For many of us, it’s easy to fall into the role of taking on responsibility for other’s situations or problems. We want to help, but often get hurt or frustrated when the other person is not accepting our help or allowing us to guide them. When this occurs, it may be because we’re struggling to manage the balance between self-donation and hyper-responsibility.
Theology of The Body (TOB) reminds us of the importance of self-donation–of using our gifts and talents to generously work for the good of others. But TOB also reminds us that for a relationship to be healthy, it must be mutually self-donative. That is, both people in the relationship have to be equally committed to giving all they have to work for each other’s good. Even Jesus models this. He offers all of himself to us on the cross, he holds nothing back. But he doesn’t force himself on us. For us to actually benefit from Christ’s free and total gift of self, we must respond by giving ourselves freely and totally back to him. He doesn’t drag us, kicking and screaming into heaven against our will. He stands at the door and knocks, but it’s up to is to open the door and let him in.
Here are three ways to be self-donative without becoming hyper-responsible:
Don’t Pretend to be Mightier than God–We often become anxious because we feel like it’s our job to make people healthier than they want to be, to force people to be closer than they want to be. All that tends to do is stress us out and push people away. The most we can do is offer people an open invitation to greater health and intimacy, provide incentives for pursuing greater health and intimacy, and offer consequences if they choose to engage in unhealthy or destructive personal or relational choices–and that’s a lot. But when we find ourselves trying to beg, whine, cajole, force, manipulate, or pressure another person–against their will– into making healthier choices for their lives or our relationship with them, we are committing an offense against their free will. Even God will not cross the lines a person draws with their own free will. Don’t pretend to be mightier than God. By all means, invite people to be healthier and closer, and feel free to offer incentives, and even consequences, that help them take your invitation seriously, but it’s not your fault if they choose to walk away, literally or figuratively. In fact, you are morally obliged to let them.

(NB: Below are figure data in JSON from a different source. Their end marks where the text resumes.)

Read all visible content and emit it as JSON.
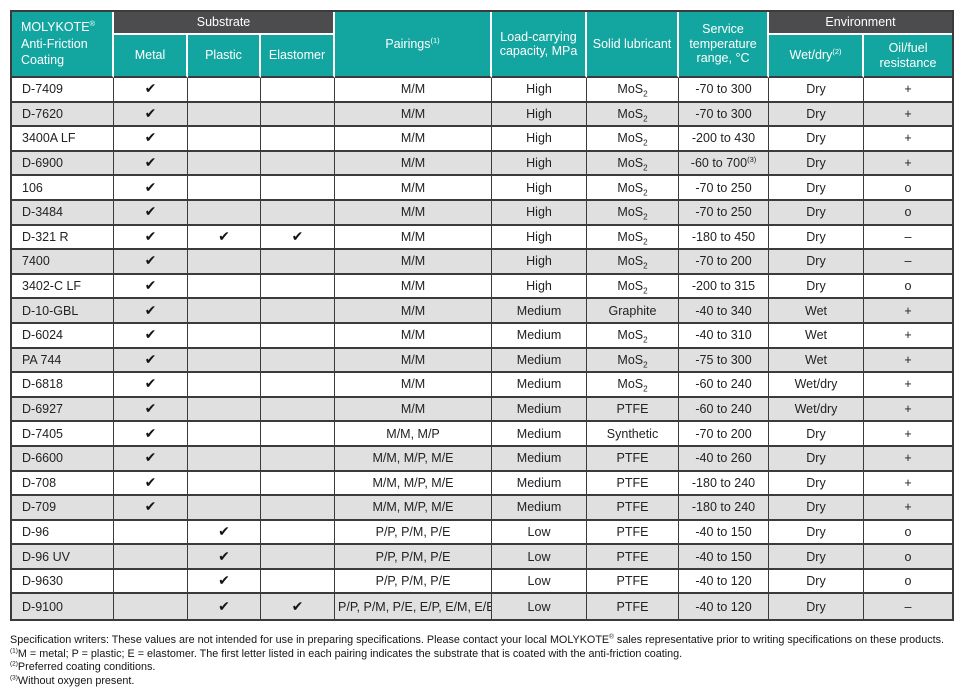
{
  "colors": {
    "teal": "#13a6a0",
    "dark_band": "#4c4c4e",
    "stripe": "#e0e0e0",
    "border": "#3b3b3d",
    "header_text": "#ffffff"
  },
  "icons": {
    "check": "✔"
  },
  "table": {
    "header": {
      "product": "MOLYKOTE^{®} Anti-Friction Coating",
      "substrate_group": "Substrate",
      "substrate_cols": [
        "Metal",
        "Plastic",
        "Elastomer"
      ],
      "pairings": "Pairings^{(1)}",
      "load": "Load-carrying capacity, MPa",
      "lubricant": "Solid lubricant",
      "temp": "Service temperature range, °C",
      "environment_group": "Environment",
      "environment_cols": [
        "Wet/dry^{(2)}",
        "Oil/fuel resistance"
      ]
    },
    "rows": [
      {
        "product": "D-7409",
        "metal": true,
        "plastic": false,
        "elastomer": false,
        "pairings": "M/M",
        "load": "High",
        "lubricant": "MoS_{2}",
        "temp": "-70 to 300",
        "wet_dry": "Dry",
        "oil_fuel": "+"
      },
      {
        "product": "D-7620",
        "metal": true,
        "plastic": false,
        "elastomer": false,
        "pairings": "M/M",
        "load": "High",
        "lubricant": "MoS_{2}",
        "temp": "-70 to 300",
        "wet_dry": "Dry",
        "oil_fuel": "+"
      },
      {
        "product": "3400A LF",
        "metal": true,
        "plastic": false,
        "elastomer": false,
        "pairings": "M/M",
        "load": "High",
        "lubricant": "MoS_{2}",
        "temp": "-200 to 430",
        "wet_dry": "Dry",
        "oil_fuel": "+"
      },
      {
        "product": "D-6900",
        "metal": true,
        "plastic": false,
        "elastomer": false,
        "pairings": "M/M",
        "load": "High",
        "lubricant": "MoS_{2}",
        "temp": "-60 to 700^{(3)}",
        "wet_dry": "Dry",
        "oil_fuel": "+"
      },
      {
        "product": "106",
        "metal": true,
        "plastic": false,
        "elastomer": false,
        "pairings": "M/M",
        "load": "High",
        "lubricant": "MoS_{2}",
        "temp": "-70 to 250",
        "wet_dry": "Dry",
        "oil_fuel": "o"
      },
      {
        "product": "D-3484",
        "metal": true,
        "plastic": false,
        "elastomer": false,
        "pairings": "M/M",
        "load": "High",
        "lubricant": "MoS_{2}",
        "temp": "-70 to 250",
        "wet_dry": "Dry",
        "oil_fuel": "o"
      },
      {
        "product": "D-321 R",
        "metal": true,
        "plastic": true,
        "elastomer": true,
        "pairings": "M/M",
        "load": "High",
        "lubricant": "MoS_{2}",
        "temp": "-180 to 450",
        "wet_dry": "Dry",
        "oil_fuel": "–"
      },
      {
        "product": "7400",
        "metal": true,
        "plastic": false,
        "elastomer": false,
        "pairings": "M/M",
        "load": "High",
        "lubricant": "MoS_{2}",
        "temp": "-70 to 200",
        "wet_dry": "Dry",
        "oil_fuel": "–"
      },
      {
        "product": "3402-C LF",
        "metal": true,
        "plastic": false,
        "elastomer": false,
        "pairings": "M/M",
        "load": "High",
        "lubricant": "MoS_{2}",
        "temp": "-200 to 315",
        "wet_dry": "Dry",
        "oil_fuel": "o"
      },
      {
        "product": "D-10-GBL",
        "metal": true,
        "plastic": false,
        "elastomer": false,
        "pairings": "M/M",
        "load": "Medium",
        "lubricant": "Graphite",
        "temp": "-40 to 340",
        "wet_dry": "Wet",
        "oil_fuel": "+"
      },
      {
        "product": "D-6024",
        "metal": true,
        "plastic": false,
        "elastomer": false,
        "pairings": "M/M",
        "load": "Medium",
        "lubricant": "MoS_{2}",
        "temp": "-40 to 310",
        "wet_dry": "Wet",
        "oil_fuel": "+"
      },
      {
        "product": "PA 744",
        "metal": true,
        "plastic": false,
        "elastomer": false,
        "pairings": "M/M",
        "load": "Medium",
        "lubricant": "MoS_{2}",
        "temp": "-75 to 300",
        "wet_dry": "Wet",
        "oil_fuel": "+"
      },
      {
        "product": "D-6818",
        "metal": true,
        "plastic": false,
        "elastomer": false,
        "pairings": "M/M",
        "load": "Medium",
        "lubricant": "MoS_{2}",
        "temp": "-60 to 240",
        "wet_dry": "Wet/dry",
        "oil_fuel": "+"
      },
      {
        "product": "D-6927",
        "metal": true,
        "plastic": false,
        "elastomer": false,
        "pairings": "M/M",
        "load": "Medium",
        "lubricant": "PTFE",
        "temp": "-60 to 240",
        "wet_dry": "Wet/dry",
        "oil_fuel": "+"
      },
      {
        "product": "D-7405",
        "metal": true,
        "plastic": false,
        "elastomer": false,
        "pairings": "M/M, M/P",
        "load": "Medium",
        "lubricant": "Synthetic",
        "temp": "-70 to 200",
        "wet_dry": "Dry",
        "oil_fuel": "+"
      },
      {
        "product": "D-6600",
        "metal": true,
        "plastic": false,
        "elastomer": false,
        "pairings": "M/M, M/P, M/E",
        "load": "Medium",
        "lubricant": "PTFE",
        "temp": "-40 to 260",
        "wet_dry": "Dry",
        "oil_fuel": "+"
      },
      {
        "product": "D-708",
        "metal": true,
        "plastic": false,
        "elastomer": false,
        "pairings": "M/M, M/P, M/E",
        "load": "Medium",
        "lubricant": "PTFE",
        "temp": "-180 to 240",
        "wet_dry": "Dry",
        "oil_fuel": "+"
      },
      {
        "product": "D-709",
        "metal": true,
        "plastic": false,
        "elastomer": false,
        "pairings": "M/M, M/P, M/E",
        "load": "Medium",
        "lubricant": "PTFE",
        "temp": "-180 to 240",
        "wet_dry": "Dry",
        "oil_fuel": "+"
      },
      {
        "product": "D-96",
        "metal": false,
        "plastic": true,
        "elastomer": false,
        "pairings": "P/P, P/M, P/E",
        "load": "Low",
        "lubricant": "PTFE",
        "temp": "-40 to 150",
        "wet_dry": "Dry",
        "oil_fuel": "o"
      },
      {
        "product": "D-96 UV",
        "metal": false,
        "plastic": true,
        "elastomer": false,
        "pairings": "P/P, P/M, P/E",
        "load": "Low",
        "lubricant": "PTFE",
        "temp": "-40 to 150",
        "wet_dry": "Dry",
        "oil_fuel": "o"
      },
      {
        "product": "D-9630",
        "metal": false,
        "plastic": true,
        "elastomer": false,
        "pairings": "P/P, P/M, P/E",
        "load": "Low",
        "lubricant": "PTFE",
        "temp": "-40 to 120",
        "wet_dry": "Dry",
        "oil_fuel": "o"
      },
      {
        "product": "D-9100",
        "metal": false,
        "plastic": true,
        "elastomer": true,
        "pairings": "P/P, P/M, P/E, E/P, E/M, E/E",
        "load": "Low",
        "lubricant": "PTFE",
        "temp": "-40 to 120",
        "wet_dry": "Dry",
        "oil_fuel": "–"
      }
    ]
  },
  "footnotes": [
    "Specification writers: These values are not intended for use in preparing specifications. Please contact your local MOLYKOTE^{®} sales representative prior to writing specifications on these products.",
    "^{(1)}M = metal; P = plastic; E = elastomer. The first letter listed in each pairing indicates the substrate that is coated with the anti-friction coating.",
    "^{(2)}Preferred coating conditions.",
    "^{(3)}Without oxygen present."
  ]
}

Take Your Cue From Them–We sometimes get into trouble when we try to work harder on someone else’s problem than they are. It’s good to be generous and to give all we have to help someone, but it only produces good fruit if the other person is also giving all they have to give. Even if, objectively, the other person is limited in some way and isn’t able to give much, they still have to be actively trying to give all they have to the problem for any help to stick. Otherwise, we burn ourselves out trying to solve problems that are not within our ability to solve. And we deplete the energy we would otherwise have to solve the problems that actually are within our control.
If You Need Help, Get It–Hyper-responsible people often struggle with asking for help, especially if the people they have asked are less than enthusiastic about giving it. If this happens to you, don’t assume that it automatically follows that you have to do everything. Either find some other way to get the help you need–even if it is not your preferred way to get it–or, if worse comes to worse–decide what you are capable of doing without help and stick to that. When other people complain that certain things aren’t getting done, simply tell them that you are doing all you can without their help, but if they would like to pitch in, then you are sure you could accomplish more together. It is not your job to make everything work to an ideal standard on your own power. Even God doesn’t build his Kingdom by himself. He insists that we partner with him, not because he can’t do it, but because it would not be respectful of our free will or the dignity of our personhood to do it all for us. The bottom line–respect your limits, and get the help you need.